And so ends part one.
As odd and strange part one might have been, this is the most mundane part of the movie.
Part two takes place 20 years later. Robin, her contract over, is driving in the desert to the Miramount Abrahama Hotel. The Hotel and the Abrahama City area around it are in what is described as a “restricted animation zone”. What this is becomes clear when she is forced to take a mandatory hallucinogenic drug that transforms her perception of the world. Under the influence of this drug, she then drives through to the hotel to a bizarre animated universe. People are free in this world to reimagine themselves as anything they like and carry those perceptions to the world around them.
We also get to see quickly that the digital version of Robin indeed is doing science fiction movies, as “Agent Robin”, a fighter against oppression of Robots. Her digital self has become the science fiction star that the studios always wanted. In fact, she appears to be the star at Miramount. Once she gets to the Hotel, she sees that people are in a bewildering variety of forms, and change forms on a whim (including when we see someone change into an animated form of Agent Robin). No one recognizes her; the world has seemingly passed her real self by. Except by the studio head, and Dylan, an animator who works on her films.
We get early hints of what the rest of the movie is to come, and the world that is being created. In a world that is dictated by your choices and the mind, that can lead to some pretty dark things. Robin quickly finds herself unable to separate fantasy from reality and what starts as being unable to change the lights in her room turns darker and more twisted as she builds up to her visit to the “Futurist Congress”.
This disjunction for Robin and also for the viewer (sequences happen whose validity and reality are constantly questionable) only amplifies after a terrorist attack at the height of the Congress that assassinates the Elon Musk-like “Reeve Bobs” (who just declared the Chemical Revolution), and so she is frozen for 20 years due to her now evident hallucinogenic poisoning.
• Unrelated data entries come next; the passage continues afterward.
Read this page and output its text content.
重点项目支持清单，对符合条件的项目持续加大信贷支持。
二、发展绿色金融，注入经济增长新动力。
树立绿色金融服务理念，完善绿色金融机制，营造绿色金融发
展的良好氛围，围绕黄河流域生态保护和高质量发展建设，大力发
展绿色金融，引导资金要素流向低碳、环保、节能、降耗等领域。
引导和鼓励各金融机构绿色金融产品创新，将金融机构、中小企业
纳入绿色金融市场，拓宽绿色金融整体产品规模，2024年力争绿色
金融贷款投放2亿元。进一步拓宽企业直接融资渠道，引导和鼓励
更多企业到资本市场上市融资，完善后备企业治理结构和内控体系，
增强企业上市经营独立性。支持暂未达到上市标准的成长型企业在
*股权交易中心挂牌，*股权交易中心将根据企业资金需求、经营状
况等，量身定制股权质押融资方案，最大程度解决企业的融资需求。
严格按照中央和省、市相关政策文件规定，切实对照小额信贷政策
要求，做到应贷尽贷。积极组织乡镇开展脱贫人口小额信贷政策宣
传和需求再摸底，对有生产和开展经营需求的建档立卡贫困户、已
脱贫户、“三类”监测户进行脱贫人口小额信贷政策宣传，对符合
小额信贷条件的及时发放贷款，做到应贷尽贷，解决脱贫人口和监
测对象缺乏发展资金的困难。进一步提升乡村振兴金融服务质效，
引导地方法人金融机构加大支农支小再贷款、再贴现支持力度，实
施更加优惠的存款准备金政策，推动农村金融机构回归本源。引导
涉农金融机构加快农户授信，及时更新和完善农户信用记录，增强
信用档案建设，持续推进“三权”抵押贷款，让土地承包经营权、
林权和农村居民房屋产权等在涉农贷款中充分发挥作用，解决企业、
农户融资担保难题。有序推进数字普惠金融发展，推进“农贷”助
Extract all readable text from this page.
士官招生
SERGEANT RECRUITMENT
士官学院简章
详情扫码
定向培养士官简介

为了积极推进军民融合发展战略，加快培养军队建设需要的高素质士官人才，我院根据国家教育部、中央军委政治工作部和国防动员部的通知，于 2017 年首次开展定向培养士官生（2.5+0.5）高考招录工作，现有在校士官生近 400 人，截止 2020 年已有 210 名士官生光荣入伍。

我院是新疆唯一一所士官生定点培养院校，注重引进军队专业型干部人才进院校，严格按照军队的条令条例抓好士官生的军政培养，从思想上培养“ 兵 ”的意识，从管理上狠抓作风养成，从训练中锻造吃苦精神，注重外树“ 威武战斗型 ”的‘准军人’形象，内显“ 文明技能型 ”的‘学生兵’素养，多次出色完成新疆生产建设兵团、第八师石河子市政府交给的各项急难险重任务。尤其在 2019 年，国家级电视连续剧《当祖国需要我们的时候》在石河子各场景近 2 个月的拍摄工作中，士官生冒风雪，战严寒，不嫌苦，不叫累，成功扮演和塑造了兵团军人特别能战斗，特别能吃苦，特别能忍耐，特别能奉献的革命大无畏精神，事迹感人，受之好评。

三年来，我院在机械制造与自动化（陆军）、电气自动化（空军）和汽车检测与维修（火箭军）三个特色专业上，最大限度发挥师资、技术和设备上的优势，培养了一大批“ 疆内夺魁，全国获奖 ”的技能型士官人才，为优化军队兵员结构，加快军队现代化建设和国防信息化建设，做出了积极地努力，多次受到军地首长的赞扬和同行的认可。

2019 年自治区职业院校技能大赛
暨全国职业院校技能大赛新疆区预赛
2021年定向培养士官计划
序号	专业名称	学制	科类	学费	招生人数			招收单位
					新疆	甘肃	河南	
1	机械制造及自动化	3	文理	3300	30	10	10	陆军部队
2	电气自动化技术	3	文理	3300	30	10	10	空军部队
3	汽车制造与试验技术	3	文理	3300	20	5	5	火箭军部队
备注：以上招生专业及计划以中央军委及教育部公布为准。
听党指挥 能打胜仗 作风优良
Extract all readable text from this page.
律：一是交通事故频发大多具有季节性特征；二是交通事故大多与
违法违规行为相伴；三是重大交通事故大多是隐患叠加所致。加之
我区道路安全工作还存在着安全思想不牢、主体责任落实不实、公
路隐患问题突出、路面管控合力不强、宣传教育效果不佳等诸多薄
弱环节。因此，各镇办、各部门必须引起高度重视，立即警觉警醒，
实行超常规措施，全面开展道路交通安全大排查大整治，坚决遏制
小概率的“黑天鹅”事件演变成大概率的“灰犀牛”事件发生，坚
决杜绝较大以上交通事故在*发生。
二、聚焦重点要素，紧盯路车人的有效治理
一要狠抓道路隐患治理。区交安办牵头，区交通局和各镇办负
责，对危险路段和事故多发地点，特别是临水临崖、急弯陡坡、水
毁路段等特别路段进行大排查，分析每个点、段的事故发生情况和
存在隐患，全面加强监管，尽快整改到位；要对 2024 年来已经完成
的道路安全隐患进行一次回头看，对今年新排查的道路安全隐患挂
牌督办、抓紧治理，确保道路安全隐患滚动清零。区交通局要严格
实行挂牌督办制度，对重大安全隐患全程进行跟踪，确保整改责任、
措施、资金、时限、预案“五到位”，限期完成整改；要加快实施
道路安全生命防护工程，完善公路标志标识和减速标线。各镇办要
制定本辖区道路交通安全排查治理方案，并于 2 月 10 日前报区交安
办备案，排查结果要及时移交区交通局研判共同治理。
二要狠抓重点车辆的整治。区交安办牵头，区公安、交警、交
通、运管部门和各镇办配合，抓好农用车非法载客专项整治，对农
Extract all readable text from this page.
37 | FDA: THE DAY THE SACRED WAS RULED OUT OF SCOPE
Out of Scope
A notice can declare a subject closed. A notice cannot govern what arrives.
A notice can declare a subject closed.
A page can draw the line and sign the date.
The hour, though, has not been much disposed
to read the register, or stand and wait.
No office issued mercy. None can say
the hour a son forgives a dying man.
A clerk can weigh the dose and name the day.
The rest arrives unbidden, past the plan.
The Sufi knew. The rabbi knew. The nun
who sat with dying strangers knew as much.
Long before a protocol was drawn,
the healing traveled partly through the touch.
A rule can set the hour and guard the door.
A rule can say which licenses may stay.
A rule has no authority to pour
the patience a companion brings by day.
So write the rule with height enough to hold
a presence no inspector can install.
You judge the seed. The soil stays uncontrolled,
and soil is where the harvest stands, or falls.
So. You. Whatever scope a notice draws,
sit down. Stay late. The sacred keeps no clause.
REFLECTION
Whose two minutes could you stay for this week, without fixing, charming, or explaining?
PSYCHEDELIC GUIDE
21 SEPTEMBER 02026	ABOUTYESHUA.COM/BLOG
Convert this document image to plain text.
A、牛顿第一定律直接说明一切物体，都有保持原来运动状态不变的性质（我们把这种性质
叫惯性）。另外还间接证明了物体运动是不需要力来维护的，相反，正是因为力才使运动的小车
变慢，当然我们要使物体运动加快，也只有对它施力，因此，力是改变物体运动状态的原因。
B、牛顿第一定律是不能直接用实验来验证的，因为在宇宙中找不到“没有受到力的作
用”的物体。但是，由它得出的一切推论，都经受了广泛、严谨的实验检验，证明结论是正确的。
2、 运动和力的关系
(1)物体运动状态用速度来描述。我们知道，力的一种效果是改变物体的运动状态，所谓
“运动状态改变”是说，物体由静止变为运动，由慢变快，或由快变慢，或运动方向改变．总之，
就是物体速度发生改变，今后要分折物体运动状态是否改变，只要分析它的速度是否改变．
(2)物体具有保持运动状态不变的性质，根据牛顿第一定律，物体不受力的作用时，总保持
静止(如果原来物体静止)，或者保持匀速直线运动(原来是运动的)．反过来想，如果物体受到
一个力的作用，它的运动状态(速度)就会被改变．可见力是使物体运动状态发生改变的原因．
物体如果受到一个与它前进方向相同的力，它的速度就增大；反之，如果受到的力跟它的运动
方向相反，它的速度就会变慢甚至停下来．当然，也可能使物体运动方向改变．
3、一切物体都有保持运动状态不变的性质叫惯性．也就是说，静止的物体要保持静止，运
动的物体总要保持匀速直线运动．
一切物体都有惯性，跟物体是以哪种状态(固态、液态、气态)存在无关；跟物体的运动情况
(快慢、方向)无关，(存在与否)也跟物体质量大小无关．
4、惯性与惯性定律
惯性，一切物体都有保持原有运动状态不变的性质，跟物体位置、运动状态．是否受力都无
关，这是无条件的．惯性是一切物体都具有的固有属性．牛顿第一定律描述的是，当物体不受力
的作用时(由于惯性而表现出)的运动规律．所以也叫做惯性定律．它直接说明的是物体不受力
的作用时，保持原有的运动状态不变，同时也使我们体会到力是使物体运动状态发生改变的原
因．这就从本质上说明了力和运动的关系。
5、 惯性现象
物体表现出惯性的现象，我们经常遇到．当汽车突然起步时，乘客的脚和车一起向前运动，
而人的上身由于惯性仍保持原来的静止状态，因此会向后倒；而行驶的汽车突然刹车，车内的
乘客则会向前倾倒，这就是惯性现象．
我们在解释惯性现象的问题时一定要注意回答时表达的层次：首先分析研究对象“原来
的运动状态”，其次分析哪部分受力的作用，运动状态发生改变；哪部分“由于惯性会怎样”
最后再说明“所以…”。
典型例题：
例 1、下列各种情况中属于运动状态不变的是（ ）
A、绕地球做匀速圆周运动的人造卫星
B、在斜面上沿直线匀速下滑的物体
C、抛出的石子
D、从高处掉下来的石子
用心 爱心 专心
When she is finally thawed, and healed, it appears that the revolution has succeeded. The entire world, it seems, is like Abrahama, a continuous chemical party. A world that is nothing but animated. Everyone can be what they want to be, everyone can spread that to others so that they see what they want to be. Dylan, it turns out, has been waiting for her, in a somewhat creepy and offputting way. He gives her, and the viewer, a tour of what NYC looks like in the chemical party, and the visionary gorgeousness of the second third of the movie is amped a notch. The world as Abrahama is a gorgeous piece of artifice, a wondrous locale where people change image, shape, gender with just a sip of a vial. The visual references and allusions come fast and furious, from animated versions of Robin’s SF character, to Chinese sages, 1950s music stars, and much more. This section of the movie is a visual feast.
After this tour of the animated world that has come in the last 20 years, Robin finally escapes to the “real world” , and finds it is a poor and dying world. The world is in fact in a rather sorry state of affairs once you delete the chemical influences. The world is a “filth of truth” where the people on that side, who run the world and are waiting for death. The chemical party is a myth, a lie, a comforting image over a world where few children are born, infrastructure is crumbling, dirty, dystopic. Even the airships above the ruined city feel like small refuges, small islands against a depressing and dying world.
Through it all though, Robin seeks her son. Although she has a daughter, it is the connection to Aaron that drives her, in the beginning of the movie, and now, here in the end. Having seen the “filth of truth”, and learning her son, just in the last six months, has “Crossed over”, she decides to rejoin the Chemical Party to seek Aaron. But the point of the movie is that the other side is subjective, completely subjective, and she cannot return to the world she has just seen, with Dylan, even if she wanted to. Her experiences drive the narrative of her world, and to return to the Chemical Party would mean a whole new subjective world. Ultimately, in the end, it looks like she does reunite with Aaron, but is he “really there”? Does she really reunite with him? Like the ending of the movie Inception, another movie about dreams and manufactured realities, it remains for the viewer to decide, or not, what the ending means.
Frankly, the movie’s vision of the future is terrifying on a number of levels. The idea of actors and actresses losing their careers to computer versions of themselves, becoming obsolete. And then there is the hallucinatory reverie of the “fully restricted animated zone” of Abrahama, and then the entire world, is also disturbing. An endless hallucination, a subjective reality that you can’t voluntarily leave, is a prison and a hell, not freedom.
The Congress is a cautionary tale, and a potent one. In an age where studios want to use so-called A.I to replace writers and actors, this strange movie from 2013 sees these issues coming and shows the danger of such a regime.